「積極的に攻めることがチームに貢献できる私の仕事だと思ったので、勢いを付けるためにも、どんどん攻めて行こうと思っていました。迷いはなかったです」
「FIBA女子アジアカップ」決勝戦、中国との頂上決戦は予想通り競った展開となる。だが、苦しい展開が続く中、得点でチームを救ったのが本橋菜子(東京羽田ヴィッキーズ)だ。
前半で7得点を挙げていた攻撃型ガードは、後半に入ると「本橋タイム」と指揮を執るトム・ホーバスヘッドコーチが言うように、ドライブやジャンプシュート、3Pシュートにと次々と得点を決めていく。「ゾーンに入っているというか、積極的に攻めた方が勢いにも乗るし、手応えを感じたので行きました」(本橋)と、躊躇なくシュートを放ち、終わってみれば24得点。後半だけで17得点を稼ぎ出した。

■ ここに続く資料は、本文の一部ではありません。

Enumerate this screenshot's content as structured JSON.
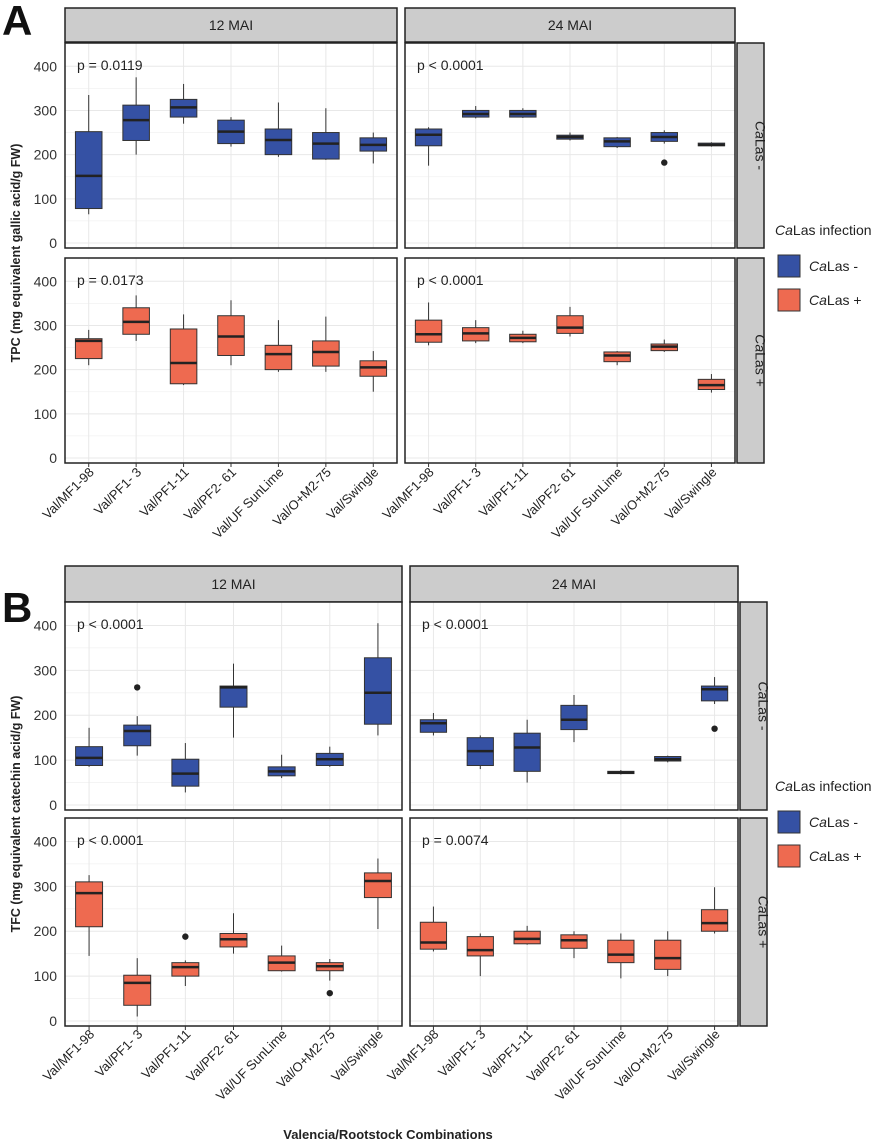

大会ではオールスターファイブのみならず、MVPを獲得。「信じられなかったですが、本当に感無量ってこういうことなのかなという感じです」と表彰式直後の取材ではこうコメントした。
昨年、日本代表入りを果たすと、女子ワールドカップではスターターに。それでも今年度の代表活動では「本橋の調子が上がっていない」とトム・ホーバスヘッドコーチが言うこともあり、自身も「うまくいかない時期が今年は結構多かった」と振り返る。
だが、「どこまでできるのか、正直あまり自信はなかったですが、ただ信じるしかなかった。自信というと難しいのですが、チームメイトと今までやってきたことを本当に信じるしかないと思っていました」と臨んだ今大会では予選ラウンド3戦目となる韓国戦から本来のシュート力を発揮。韓国戦は21得点、準決勝のオーストラリア戦では22得点、そして決勝の中国戦で24得点を叩き出した。
本橋は、明星学園高校(東京都)の3年次にはインターハイでベスト4、早稲田大学でもインカレ優勝と輝かしい成績を残している選手。だが、同級生である長岡萌映子(トヨタ自動車アンテロープス)や宮澤夕貴(JX-ENEOSサンフラワーズ)らが高校時代からアンダーカテゴリーの国際大会で経験や実績を積む中、アンダーカテゴリーやユニバーシアードでの出場歴はなし。日の丸を付けて公式戦に出場したのは昨年の女子ワールドカップが初となる。そして代表2年目となる今年は、アジア女王に輝き、MVPの称号も得た。
まるでシンデレラストーリーのように駆け上がった本橋。しかし本人は、「最後にこういった賞を取れたのは本当にうれしいです。ただ、これに満足せずに、これから先はよりマークされると思うので、もっともっと成長していかなければいけないなと思います」と現状に満足せずに上を目指す。
次なる活躍の舞台は第21回Wリーグ。10月4日には東京羽田ヴィッキーズのホームである大田区総合体育館にて試合が行われる。昨シーズン、クラブ史上初となる6位となったチームのエースは、アジアMVPを土産に、今度はWリーグで大暴れする。